Duration of embryonic and naupliar stages

For determining the duration of embryonic stages (1-, 2-, 4-, 8-cell, and so on), DAPI (4′, 6-diamidino-2-phenylindole) visualization of nuclei in fixed embryos were used to create reference stages of embryonic development. The embryonic development was monitored under dissection microscopy at 0.5–1 hour intervals and the duration time of embryonic development was documented. When the eggs developed into next stage of embryonic development, they were fixed in 4% Paraformaldehyde (PFA) for 12 hrs and then transferred into 96-well plates containing 100 μl of DAPI staining solution (5 μg/ml) at 4°C in the dark overnight. The de-ionized (DI) water was used as a staining vehicle (creating an osmotic imbalance) to stress the egg chorion and to allow fluorescent stain molecules into the eggs and nuclei. The stained eggs were washed by 1% phosphate-buffered saline with Tween® detergent (PBST) and examined for stages under epi-fluorescence microscope. The higher resolution images were made under confocal microscope with UV excitation at 405 nm.

In the case of mature eggs, a total of 6,371 nauplii (first naupliar stage) were obtained during the first 70 hrs after the egg sacs were removed from the females. The nauplii were maintained in seawater at same conditions and treatments. The naupliar development was monitored under dissection microscopy every 8 hrs and the duration time was documented. When nauplii molted into infective stage (copepodid larvae), we reintroduced them to P. flava (re-infection study).

Re-infection study

The devised re-infection regime allowed I. ptychoderae to complete its life cycle in the host tissues, enabling us to obtain post-infested copepodids for the morphological examination described below. In the re-infection study, ten individuals of P. flava were cut into 5 fragments (each about 1 cm) as surrogate hosts and infected by 10 copepodids, respectively. After infection, three infected acorn worms were sacrificed and examined every day. The acorn worms were placed in 3–5% ethanol solution for at least 4 hrs and washed with distilled water. Then, the washed water was poured through a fine net (mesh size = 100 μm) and examined under a dissection microscope. The copepods were picked up by forceps and preserved in 70% ethanol.

Morphological studies

All preserved specimens (nauplii and copepodids) were kept in 85% lactic acid for at least 1 hour to soften the carapace before taking measurements and further dissection. The removed body parts and appendages were examined under a compound microscope [36]. All drawings were made with the aid of a drawing tube.

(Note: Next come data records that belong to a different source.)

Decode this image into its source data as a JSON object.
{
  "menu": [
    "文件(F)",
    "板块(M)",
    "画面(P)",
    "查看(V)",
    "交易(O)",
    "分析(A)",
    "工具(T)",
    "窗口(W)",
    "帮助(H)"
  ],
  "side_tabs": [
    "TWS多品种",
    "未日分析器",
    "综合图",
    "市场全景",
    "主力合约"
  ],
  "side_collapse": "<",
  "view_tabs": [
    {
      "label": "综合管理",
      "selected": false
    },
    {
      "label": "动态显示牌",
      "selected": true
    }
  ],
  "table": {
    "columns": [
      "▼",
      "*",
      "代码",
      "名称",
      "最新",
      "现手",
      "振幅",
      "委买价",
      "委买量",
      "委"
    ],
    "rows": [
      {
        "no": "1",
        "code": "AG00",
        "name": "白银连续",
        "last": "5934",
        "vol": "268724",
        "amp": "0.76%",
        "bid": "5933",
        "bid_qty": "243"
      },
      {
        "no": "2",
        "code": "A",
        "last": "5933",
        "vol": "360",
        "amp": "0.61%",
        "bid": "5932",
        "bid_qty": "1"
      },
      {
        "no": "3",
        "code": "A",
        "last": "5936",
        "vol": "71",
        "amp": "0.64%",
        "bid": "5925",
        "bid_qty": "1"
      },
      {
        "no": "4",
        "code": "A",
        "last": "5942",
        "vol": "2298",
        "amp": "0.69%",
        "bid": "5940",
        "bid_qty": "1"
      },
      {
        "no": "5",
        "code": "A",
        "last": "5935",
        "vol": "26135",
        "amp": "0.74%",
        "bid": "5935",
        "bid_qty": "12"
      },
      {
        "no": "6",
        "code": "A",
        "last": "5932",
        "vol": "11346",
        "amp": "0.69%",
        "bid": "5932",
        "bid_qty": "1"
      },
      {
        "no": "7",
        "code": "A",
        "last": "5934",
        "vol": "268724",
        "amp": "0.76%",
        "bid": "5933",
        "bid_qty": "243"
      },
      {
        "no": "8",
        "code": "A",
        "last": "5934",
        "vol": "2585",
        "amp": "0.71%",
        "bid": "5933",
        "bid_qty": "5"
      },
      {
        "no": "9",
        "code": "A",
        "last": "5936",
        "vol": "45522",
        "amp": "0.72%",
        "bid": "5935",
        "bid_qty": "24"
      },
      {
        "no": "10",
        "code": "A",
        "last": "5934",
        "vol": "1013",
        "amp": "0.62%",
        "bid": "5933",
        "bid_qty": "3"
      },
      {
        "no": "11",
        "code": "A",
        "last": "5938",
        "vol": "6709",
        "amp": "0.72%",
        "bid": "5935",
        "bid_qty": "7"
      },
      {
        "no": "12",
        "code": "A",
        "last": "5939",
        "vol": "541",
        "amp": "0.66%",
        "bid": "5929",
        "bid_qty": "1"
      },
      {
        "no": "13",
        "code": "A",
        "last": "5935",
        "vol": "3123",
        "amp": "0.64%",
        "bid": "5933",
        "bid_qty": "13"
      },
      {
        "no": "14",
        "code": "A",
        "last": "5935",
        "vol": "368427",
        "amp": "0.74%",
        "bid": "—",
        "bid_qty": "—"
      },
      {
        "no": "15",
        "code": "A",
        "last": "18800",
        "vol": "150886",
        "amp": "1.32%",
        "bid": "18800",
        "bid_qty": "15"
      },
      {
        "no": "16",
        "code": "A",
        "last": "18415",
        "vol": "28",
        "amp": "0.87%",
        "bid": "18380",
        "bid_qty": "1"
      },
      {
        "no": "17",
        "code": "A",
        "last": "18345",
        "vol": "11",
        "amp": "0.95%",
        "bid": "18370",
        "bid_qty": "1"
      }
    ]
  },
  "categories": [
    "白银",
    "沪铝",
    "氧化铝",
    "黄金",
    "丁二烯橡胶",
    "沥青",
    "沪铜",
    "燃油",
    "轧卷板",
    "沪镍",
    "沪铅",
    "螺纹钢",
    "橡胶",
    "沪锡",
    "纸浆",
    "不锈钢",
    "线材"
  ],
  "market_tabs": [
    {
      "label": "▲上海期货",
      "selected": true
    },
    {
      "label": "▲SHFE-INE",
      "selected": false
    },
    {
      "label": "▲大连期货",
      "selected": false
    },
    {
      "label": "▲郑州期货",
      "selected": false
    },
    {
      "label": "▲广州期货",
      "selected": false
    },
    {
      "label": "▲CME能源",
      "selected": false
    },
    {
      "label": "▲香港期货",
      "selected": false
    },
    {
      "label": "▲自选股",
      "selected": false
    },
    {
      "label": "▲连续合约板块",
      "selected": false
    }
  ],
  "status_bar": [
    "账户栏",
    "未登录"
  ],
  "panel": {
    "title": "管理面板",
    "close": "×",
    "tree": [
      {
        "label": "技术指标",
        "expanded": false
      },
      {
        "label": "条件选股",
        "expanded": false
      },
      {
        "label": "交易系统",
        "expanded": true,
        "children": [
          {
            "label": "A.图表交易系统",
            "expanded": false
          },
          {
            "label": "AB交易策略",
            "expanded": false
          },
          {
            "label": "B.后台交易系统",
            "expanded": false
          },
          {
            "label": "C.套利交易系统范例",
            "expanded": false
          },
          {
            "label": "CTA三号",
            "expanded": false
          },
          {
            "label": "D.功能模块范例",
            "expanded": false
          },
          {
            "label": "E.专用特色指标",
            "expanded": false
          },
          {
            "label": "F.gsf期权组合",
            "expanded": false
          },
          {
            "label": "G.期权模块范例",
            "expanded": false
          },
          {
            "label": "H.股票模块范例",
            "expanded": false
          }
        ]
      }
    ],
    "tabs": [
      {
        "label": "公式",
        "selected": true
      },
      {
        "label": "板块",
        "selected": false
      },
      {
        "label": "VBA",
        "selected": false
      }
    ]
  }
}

In this paper, the abbreviations NI and NII are used instead of nauplius I and II stages; the abbreviations CI to CIV are used instead of copepodid I to IV stages.

Results

Eggs and the duration of embryonic developments

The eggs of I. ptychoderae are usually laid in a pair of egg sacs carried by the female in the host. However, in some cases, the eggs are also shed free around the female body. Each egg sac contains approximately 600 eggs (see [32]) and the eggs are generally 128 (120–142) μm in diameter (n = 30, Fig 1).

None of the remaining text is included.